Role of the Compensation Committee

The Business Roundtable long has been a leader in Corporate Governance thought leadership.  They have written Principles of Corporate Governance going back to 2002.  This is the seventh in a series of articles that summarizes their principles.

Every publicly owned corporation should have a committee composed solely of independent directors that addresses compensation issues. The compensation committee should have at least three members and should be composed solely of independent directors. All committee members should have and maintain sufficient knowledge of executive compensation and related issues to perform their duties effectively.

The compensation committee’s responsibilities include overseeing the corporation’s overall compensation structure, policies and programs, establishing or recommending to the board performance goals and objectives for the CEO and other members of senior management (or, in some companies, in conjunction with the corporate governance committee), and establishing or recommending to the independent directors compensation for the CEO and senior management.

The compensation committee should see that the corporation’s compensation policies reflect the core principle of pay for performance and should establish meaningful goals for performance-based compensation paid to senior management. The committee should see that the corporation’s compensation policies and performance goals are closely linked to its strategic plan and that they create incentives to produce long-term value for shareholders without encouraging excessive risk-taking.

The compensation committee should have the authority to retain compensation consultants, counsel and other advisers to provide the committee with independent advice. The compensation committee should understand all aspects of an executive’s compensation package, and should review and understand the maximum payout due under multiple scenarios (such as retirement, termination with or without cause, and severance in connection with business combinations or the sale of a business).

The compensation committee should require senior management to build and maintain significant continuing equity investment in the corporation. To align senior management interests with the interests of shareholders, the committee should establish requirements that senior management acquire and hold a meaningful amount of the corporation’s stock for at least the duration of their tenure with the corporation.
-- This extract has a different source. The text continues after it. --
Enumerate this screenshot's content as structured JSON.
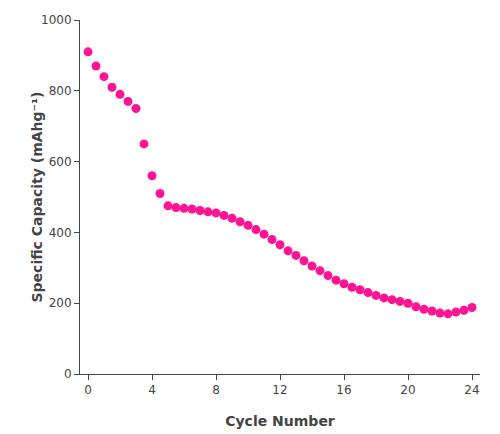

In addition to reviewing and setting compensation for senior management, the compensation committee should look more broadly at the overall compensation structure of the enterprise to determine that it establishes appropriate incentives for management and employees at all levels and that these incentives do not encourage inappropriate risk-taking. The committee should consider carefully and understand the incentives created by different forms of compensation. Incentives should further the corporation’s long-term strategic plans by looking beyond short-term market value changes to the overall goal of creating and enhancing enduring shareholder value, and they should be consistent with the corporation’s culture.

The committee should see that the corporation has in place appropriate practices to mitigate risks created by compensation programs. Executive compensation should directly link the interests of senior management, both individually and as a team, to the long-term interests of shareholders. It should include significant performance-based criteria related to long-term shareholder value and should reflect upside potential and downside risk.

The compensation committee should carefully examine the benefits and perquisites provided to senior management and determine whether they appropriately balance the interests of long-term shareholders and the ability of the corporation to recruit and retain top talent. The corporation should generally bear the cost of these items only if they are directly related to management’s job performance; the corporation should not bear the cost of personal expenses.

The compensation committee should oversee the corporation’s disclosures with respect to executive compensation. Disclosure about executive compensation should be transparent and written in plain English so that it is understandable to shareholders. In particular, the committee should use the compensation discussion & analysis (CD&A) disclosure to provide shareholders with meaningful and understandable information about the corporation’s executive compensation philosophy, policies and practices, the factors that the committee and the board consider in making compensation decisions, and the relationship between executive compensation and corporate performance.